本県の性感染症(STD)の1998年(平成10年)以降5年間の年次別患者数の推移をみると、1998年に198件であった
ものが1999年(平成11年)以降微増傾向を続け、1999年は204件となり、2000年(平成12年)は251件、2001年(平成13年)
も244件、2002年(平成14年)は229件となった。本年のSTDの内訳は、性器クラミジア感染症119件(51.9%)、
性器ヘルペスウイルス感染症22件(9.6%)、尖形コンジローム11件(4.8%)、淋菌感染症77件(33.6%)、であった。
(1) 性器クラミジア感染症
性器クラミジア感染症は増加傾向にある。本年は119件となり、性感染症の半数を超え、その内女性が半数を超えている。
年齢は20歳代が62件、30歳代が23件、10歳代が16件となっている。
(2) 性器ヘルペスウイルス感染症
性器ヘルペスウイルス感染症は22件で、その内女性が14件で、男性は8件であった。年齢は20歳代、次いで30歳代が多い。
(3) 尖形コンジローム
本年は11件で、女性6件、男性5であった。年齢は、20歳代に8件分布していた。
(4) 淋菌感染症
淋菌感染症は1998年以降、年間70〜80件になり、本年は77件で、うち男性が72件、女性が5件であった。

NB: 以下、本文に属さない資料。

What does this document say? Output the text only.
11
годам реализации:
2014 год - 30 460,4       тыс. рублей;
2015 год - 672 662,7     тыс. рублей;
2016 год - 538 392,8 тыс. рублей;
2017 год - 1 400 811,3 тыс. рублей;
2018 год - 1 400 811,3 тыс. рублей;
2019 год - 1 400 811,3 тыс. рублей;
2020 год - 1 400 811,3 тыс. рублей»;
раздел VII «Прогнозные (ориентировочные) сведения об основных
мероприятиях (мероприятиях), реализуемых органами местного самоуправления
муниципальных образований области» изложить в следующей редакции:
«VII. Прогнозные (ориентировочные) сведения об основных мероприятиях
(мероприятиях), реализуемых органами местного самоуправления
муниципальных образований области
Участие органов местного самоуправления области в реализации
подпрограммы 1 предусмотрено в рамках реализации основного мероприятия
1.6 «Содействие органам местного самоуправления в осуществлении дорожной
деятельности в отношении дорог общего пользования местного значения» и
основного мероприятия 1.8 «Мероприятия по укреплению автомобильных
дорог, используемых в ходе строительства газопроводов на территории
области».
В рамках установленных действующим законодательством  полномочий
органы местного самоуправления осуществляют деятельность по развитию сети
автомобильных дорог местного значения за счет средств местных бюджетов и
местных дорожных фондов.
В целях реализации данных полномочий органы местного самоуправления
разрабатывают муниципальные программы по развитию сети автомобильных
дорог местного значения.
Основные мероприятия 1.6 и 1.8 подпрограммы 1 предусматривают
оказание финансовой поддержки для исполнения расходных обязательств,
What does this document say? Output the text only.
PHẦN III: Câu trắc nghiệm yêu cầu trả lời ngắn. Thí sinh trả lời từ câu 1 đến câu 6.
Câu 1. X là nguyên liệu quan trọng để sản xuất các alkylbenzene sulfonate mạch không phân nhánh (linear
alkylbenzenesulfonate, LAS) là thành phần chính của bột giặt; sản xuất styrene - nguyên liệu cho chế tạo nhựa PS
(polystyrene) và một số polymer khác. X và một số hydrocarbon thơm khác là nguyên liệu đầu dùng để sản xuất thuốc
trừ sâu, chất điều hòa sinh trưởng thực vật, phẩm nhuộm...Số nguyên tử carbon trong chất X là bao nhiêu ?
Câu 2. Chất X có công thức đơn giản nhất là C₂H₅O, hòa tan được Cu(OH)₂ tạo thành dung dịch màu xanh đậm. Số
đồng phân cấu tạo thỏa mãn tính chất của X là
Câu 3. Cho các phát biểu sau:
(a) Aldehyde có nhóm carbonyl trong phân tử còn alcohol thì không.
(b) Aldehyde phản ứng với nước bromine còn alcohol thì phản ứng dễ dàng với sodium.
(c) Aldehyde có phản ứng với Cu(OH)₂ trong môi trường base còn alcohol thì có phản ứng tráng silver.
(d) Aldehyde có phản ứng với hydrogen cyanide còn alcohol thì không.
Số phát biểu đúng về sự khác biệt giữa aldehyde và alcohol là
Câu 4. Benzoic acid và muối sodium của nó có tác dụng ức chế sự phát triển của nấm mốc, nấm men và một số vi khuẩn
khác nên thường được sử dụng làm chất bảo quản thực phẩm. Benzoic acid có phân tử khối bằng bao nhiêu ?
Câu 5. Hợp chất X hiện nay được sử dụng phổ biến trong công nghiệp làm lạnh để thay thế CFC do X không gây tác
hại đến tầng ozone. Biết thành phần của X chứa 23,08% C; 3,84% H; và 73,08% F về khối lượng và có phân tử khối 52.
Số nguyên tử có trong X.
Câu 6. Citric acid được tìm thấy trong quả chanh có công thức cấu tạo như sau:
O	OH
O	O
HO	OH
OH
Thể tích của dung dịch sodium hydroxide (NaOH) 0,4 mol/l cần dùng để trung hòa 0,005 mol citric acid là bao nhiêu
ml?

年齢別には20歳代48件、30歳代17件、40歳代17件であった。
メチシリン耐性黄色ブドウ球菌感染症は年間で397件報告された。2000年(平成12年)が586件、2001年(平成13年)
が504件であり1定点当たり1ヵ月の報告数も2000年(6.1人)、2001年(5.3人)、2002年(4.1人)と着実に減少している。
圏域別の2000年、2001年、2002年の報告件数はそれぞれ松江圏域(96、160、86件)、出雲圏域(104、105、105件)、
大田圏域(240、175、65件)、益田圏域(103、85、121件)、隠岐圏域(34、33、19件)であり大田圏域で着実に減少している。
雲南圏域と浜田圏域では各年でそれぞれ(2、0、0件)、(7、0、1件)と報告はほとんどなかった。男女比をみると、
女性1に対して男性が上記の各年でそれぞれ(1.52、1.64、1.92)であり、男性に多かった。
年齢別では70歳以上は各年で(211、315、233件)であり、同様に60歳以上でみると各年で(269、401、284件)であった。
全年齢の報告件数に対して70歳以上の報告の占める割合は各年度でそれぞれ(36.0%、62.5%、58.7%)であった。
いずれの年も10歳末満にも比較的多く、上記の各年で(50、53、63件)であった。過去3年間を通して共通して4月は
最多ないし第2位の報告数であったが、例えば9月は最多の年(2000年)であることも、最少の年(2002年)であることもあり、
季節的な特徴は明らかでなかった。
結論として、本疾患は全体では減少傾向にあるものの、高齢者および10歳未満では横這いないし漸増傾向にある.
ペニシリン耐性肺炎球菌感染症は年間で223件報告された。2000年が146件、2001年が126件であり本年は急増した。
1定点1ヵ月当たりの報告数も2000年、2001年、2002年でそれぞれ1.52人、1.30人、2.30人であった。
月間報告数をみると、前年までは3件から21件の間を小さな変動で推移していたが、本年は7月に32件、11月に40件、
12月に28件と特に多い月がみられた。圏域別の2000年、2001年、2002年の報告数はそれぞれ松江圏域(73、52、86件)、
雲南圏域(26、39、39件)、出雲圏域(2、1、0件)、大田圏域(9、6、0件)、浜田圏域(0、0、0件)、
益田圏域(36、28、98件)、隠岐圏域(0、0、0件)であり、松江圏域と益田圏域で急増した。
これまで3年間の男女比は、女性1対して男性が各年それぞれ1.56、1.68、1.40で男性に多かった。
年齢別の報告件数は2000年、2001年、2002年でそれぞれ10歳未満は(50、63、140件)、60歳以上が(40、40、60件)、
その間の年齢層が(56、23、23件)であった。
結論として、本疾患は2002年に10歳末滴の小児において急増した。小児の中耳炎などの原因菌として増加しているものと
推測される。
薬剤耐性緑膿菌感染症は、2002年には隠岐圏域で1件と出雲圏域で1件報告があった。
これまでに2000年に隠岐で2件と出雲で1件の報告あり、3年問で合計5件である。